The MSC adapters for higher-level libraries use shortcuts under the hood.

fsspec

multistorageclient.async_fs aliases the multistorageclient.contrib.async_fs module.

This module provides the multistorageclient.contrib.async_fs.MultiAsyncFileSystem class which implements fsspec’s AsyncFileSystem class.

Note

The msc:// protocol is automatically registered when pip install multi-storage-client is run.

 1import multistorageclient as msc
 2
 3# Create an MSC-based AsyncFileSystem instance.
 4fs = msc.async_fs.MultiAsyncFileSystem()
 5
 6# Create a client for the data-s3-iad profile and open a file.
 7file = fs.open("msc://data-s3-iad/animal-photos/red-panda.png")
 8
 9# Reuse the client for the data-s3-iad profile and download a file.
10fs.get_file(
11    rpath="msc://data-s3-iad/animal-photos/red-panda.png",
12    lpath="/tmp/animal-photos/red-panda.png"
13)

NumPy

multistorageclient.numpy aliases the multistorageclient.contrib.numpy module.

This module provides load, memmap, and save methods for loading and saving NumPy arrays.

 1import multistorageclient as msc
 2import numpy
 3
 4# Create a client for the data-s3-iad profile and load an array.
 5array = msc.numpy.load("msc://data-s3-iad/numpy-arrays/ndarray-1.npz")
 6
 7# Reuse the client for the data-s3-iad profile and load a memory-mapped array.
 8mmarray = msc.numpy.memmap("msc://data-s3-iad/numpy-arrays/ndarray-1.bin")
 9
10# Reuse the client for the data-s3-iad profile and save an array.
11msc.numpy.save(
12    numpy.array([1, 2, 3, 4, 5], dtype=numpy.int32),
13    "msc://data-s3-iad/numpy-arrays/ndarray-2.npz"
14)

PyTorch

multistorageclient.torch aliases the multistorageclient.contrib.torch module.

This module provides load and save methods for loading and saving PyTorch data.

 1import multistorageclient as msc
 2import torch
 3
 4# Create a client for the data-s3-iad profile and load a tensor.
 5tensor = msc.torch.load("msc://data-s3-iad/pytorch-tensors/tensor-1.pt")
 6
 7# Reuse the client for the data-s3-iad profile and save a tensor.
 8msc.torch.save(
 9    torch.tensor([1, 2, 3, 4]),
10    "msc://data-s3-iad/pytorch-tensors/tensor-2.pt"
11)

Xarray

multistorageclient.xz aliases the multistorageclient.contrib.xarray module.

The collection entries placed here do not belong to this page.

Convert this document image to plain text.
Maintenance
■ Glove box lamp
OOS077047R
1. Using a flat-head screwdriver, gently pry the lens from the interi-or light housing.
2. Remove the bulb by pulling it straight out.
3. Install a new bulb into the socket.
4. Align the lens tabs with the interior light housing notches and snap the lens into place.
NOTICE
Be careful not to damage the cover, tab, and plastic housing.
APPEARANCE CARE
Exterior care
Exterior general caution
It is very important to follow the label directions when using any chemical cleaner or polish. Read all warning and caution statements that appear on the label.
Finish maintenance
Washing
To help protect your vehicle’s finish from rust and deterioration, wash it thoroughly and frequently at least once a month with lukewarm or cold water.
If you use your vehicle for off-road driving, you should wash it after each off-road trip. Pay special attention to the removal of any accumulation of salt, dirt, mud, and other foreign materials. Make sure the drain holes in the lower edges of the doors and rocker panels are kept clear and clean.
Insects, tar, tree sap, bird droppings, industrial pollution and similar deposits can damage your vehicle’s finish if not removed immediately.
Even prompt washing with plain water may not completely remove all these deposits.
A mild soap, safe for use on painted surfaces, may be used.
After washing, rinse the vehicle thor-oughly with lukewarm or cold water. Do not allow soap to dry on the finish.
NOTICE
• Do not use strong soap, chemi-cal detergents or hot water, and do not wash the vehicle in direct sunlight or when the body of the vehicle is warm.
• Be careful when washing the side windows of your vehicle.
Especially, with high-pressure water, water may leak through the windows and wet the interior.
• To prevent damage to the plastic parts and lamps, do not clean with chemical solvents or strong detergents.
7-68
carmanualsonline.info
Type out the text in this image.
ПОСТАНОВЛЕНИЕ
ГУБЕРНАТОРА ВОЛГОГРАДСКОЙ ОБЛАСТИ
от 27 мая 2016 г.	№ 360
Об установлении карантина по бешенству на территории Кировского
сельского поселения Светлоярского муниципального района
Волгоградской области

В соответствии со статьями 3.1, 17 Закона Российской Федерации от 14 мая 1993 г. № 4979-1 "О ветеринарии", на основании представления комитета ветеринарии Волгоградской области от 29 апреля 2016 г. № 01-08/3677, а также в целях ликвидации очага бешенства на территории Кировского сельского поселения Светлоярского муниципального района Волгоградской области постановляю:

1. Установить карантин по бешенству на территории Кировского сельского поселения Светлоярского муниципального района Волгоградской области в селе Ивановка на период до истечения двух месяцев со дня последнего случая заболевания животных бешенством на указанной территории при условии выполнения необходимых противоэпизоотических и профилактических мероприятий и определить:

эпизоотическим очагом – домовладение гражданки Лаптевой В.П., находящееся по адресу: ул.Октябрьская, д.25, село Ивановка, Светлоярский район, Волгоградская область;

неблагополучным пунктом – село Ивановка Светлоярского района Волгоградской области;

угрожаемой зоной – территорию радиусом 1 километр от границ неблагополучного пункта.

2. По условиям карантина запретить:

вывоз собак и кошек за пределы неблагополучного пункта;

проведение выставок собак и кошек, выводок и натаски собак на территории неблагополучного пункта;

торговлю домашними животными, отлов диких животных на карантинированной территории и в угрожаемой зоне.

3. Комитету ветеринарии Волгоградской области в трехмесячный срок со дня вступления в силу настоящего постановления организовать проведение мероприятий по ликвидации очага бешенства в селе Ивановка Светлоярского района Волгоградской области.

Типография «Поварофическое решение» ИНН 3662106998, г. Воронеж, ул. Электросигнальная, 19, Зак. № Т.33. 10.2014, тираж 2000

This module provides open_zarr for reading Xarray datasets from Zarr files/objects.

1import multistorageclient as msc
2
3# Create a client for the data-s3-iad profile and load a Zarr array into an Xarray dataset.
4xarray_dataset = msc.xz.open_zarr("msc://data-s3-iad/abc.zarr")

Note: Xarray supports fsspec URLs natively, so you can use Xarray standard interface with msc:// URLs.

1import xarray
2
3# Use Xarray native interface to load a Zarr array into an Xarray dataset.
4xarray_dataset = xarray.open_zarr("msc://data-s3-iad/abc.zarr")

Zarr

multistorageclient.zarr aliases the multistorageclient.contrib.zarr module.

This module provides open_consolidated for reading Zarr groups from files/objects.

1import multistorageclient as msc
2
3# Create a client for the data-s3-iad profile and load a Zarr array.
4z = msc.zarr.open_consolidated("msc://data-s3-iad/abc.zarr")

Note

Zarr supports fsspec URLs natively, so you can use Zarr standard interface with msc:// URLs.

1import zarr
2
3# Use Zarr native interface to load a Zarr array.
4z = zarr.open("msc://data-s3-iad/abc.zarr")

Path

multistorageclient.path aliases the multistorageclient.contrib.path module.

This module provides the Path class for working with paths in a way similar to pathlib.Path.

 1import multistorageclient as msc
 2
 3# Create a Path object for a file in the data-s3-iad profile
 4path = msc.Path("msc://data-s3-iad/data/file.txt")
 5
 6# Get parent directory
 7parent = path.parent  # msc://data-s3-iad/data
 8
 9# Get file name
10name = path.name  # file.txt
11
12# Join paths
13new_path = path.parent / "other.txt"  # msc://data-s3-iad/data/other.txt
14
15# Check if path exists
16exists = path.exists()
17
18# List contents of a directory
19for child in msc.Path("msc://data-s3-iad/data").iterdir():
20    print(child)
21
22# Find files matching a pattern
23for matched in msc.Path("msc://data-s3-iad/data").glob("*.txt"):
24    print(matched)

Note

The Path class implements much of the same interface as pathlib.Path, making it familiar to use while working with remote storage.